I’ll give them this. The report lays out the problem well. Basically, individuals in need of services often don’t have enough money to pay for long-term care. They mostly rely on family and friends who often are also at their financial wits’ end. Caregivers are overburdened and underpaid. If we don’t figure out how to address this issue, the situation will get worse.
“With little time and in today’s politically charged environment, it was unlikely the commission would achieve anything more,” said Jesse Slome, executive director of the American Association for Long-Term Care Insurance. “Those anticipating significant changes or a recommendation for a new taxpayer-supported social insurance program to address long-term care may be disappointed.”

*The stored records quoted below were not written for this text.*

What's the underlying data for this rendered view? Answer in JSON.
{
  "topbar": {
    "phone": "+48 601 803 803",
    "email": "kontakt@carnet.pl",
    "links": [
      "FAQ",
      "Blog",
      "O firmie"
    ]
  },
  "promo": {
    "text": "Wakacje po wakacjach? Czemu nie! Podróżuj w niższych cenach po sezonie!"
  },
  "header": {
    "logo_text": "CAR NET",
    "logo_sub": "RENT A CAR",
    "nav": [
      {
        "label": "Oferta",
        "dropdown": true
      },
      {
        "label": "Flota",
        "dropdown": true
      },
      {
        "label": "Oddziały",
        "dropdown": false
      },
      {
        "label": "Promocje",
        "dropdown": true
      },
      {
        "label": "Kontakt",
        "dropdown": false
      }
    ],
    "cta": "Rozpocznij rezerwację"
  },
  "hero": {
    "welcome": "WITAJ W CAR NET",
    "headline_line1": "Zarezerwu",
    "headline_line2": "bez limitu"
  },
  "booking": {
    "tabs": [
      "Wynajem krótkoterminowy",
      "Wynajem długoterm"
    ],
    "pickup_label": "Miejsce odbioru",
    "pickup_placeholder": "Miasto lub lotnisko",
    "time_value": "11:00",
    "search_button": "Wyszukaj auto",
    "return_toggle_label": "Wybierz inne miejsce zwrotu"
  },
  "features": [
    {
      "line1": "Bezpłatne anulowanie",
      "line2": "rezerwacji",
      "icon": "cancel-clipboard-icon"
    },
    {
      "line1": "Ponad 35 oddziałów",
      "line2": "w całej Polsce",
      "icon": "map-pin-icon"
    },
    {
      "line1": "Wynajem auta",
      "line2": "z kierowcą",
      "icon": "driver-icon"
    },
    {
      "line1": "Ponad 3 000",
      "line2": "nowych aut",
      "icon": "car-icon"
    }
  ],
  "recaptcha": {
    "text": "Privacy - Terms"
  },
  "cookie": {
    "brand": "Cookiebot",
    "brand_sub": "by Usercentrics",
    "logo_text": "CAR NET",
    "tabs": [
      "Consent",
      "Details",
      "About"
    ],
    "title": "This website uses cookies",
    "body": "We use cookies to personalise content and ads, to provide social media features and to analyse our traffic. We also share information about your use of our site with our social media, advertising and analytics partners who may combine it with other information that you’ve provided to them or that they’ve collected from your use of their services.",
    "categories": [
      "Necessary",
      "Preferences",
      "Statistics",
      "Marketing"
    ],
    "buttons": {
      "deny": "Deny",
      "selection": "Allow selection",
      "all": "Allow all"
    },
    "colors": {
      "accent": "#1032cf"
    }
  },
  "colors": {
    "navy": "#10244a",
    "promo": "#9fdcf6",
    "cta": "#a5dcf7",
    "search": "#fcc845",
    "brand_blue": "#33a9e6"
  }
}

And many people were disappointed. The report was passed by a 9-6 vote. Five commissioners were so dissatisfied with what was put forth that they issued a separate statement about why they didn’t vote to support the report. Judy Feder, who served on the commission and is an Urban Institute fellow and professor at the Georgetown Public Policy Institute, is not happy.
People can’t plan for an unpredictable catastrophic need such as long-term care unless they have an insurance mechanism, Feder said. The five commissioners issued their own recommendations calling for a public social insurance program.
“What we need is a public insurance core that can be supplemented with private insurance and family care,” Feder said. “The question is, are we going to meet the needs of a growing population or are we going to leave them hanging?”
If all goes as planned, the Affordable Care Act is expected to usher in huge changes to the nation’s health-care system. Part of the reform should have and still needs to include a solution to deal with the looming long-term care crisis.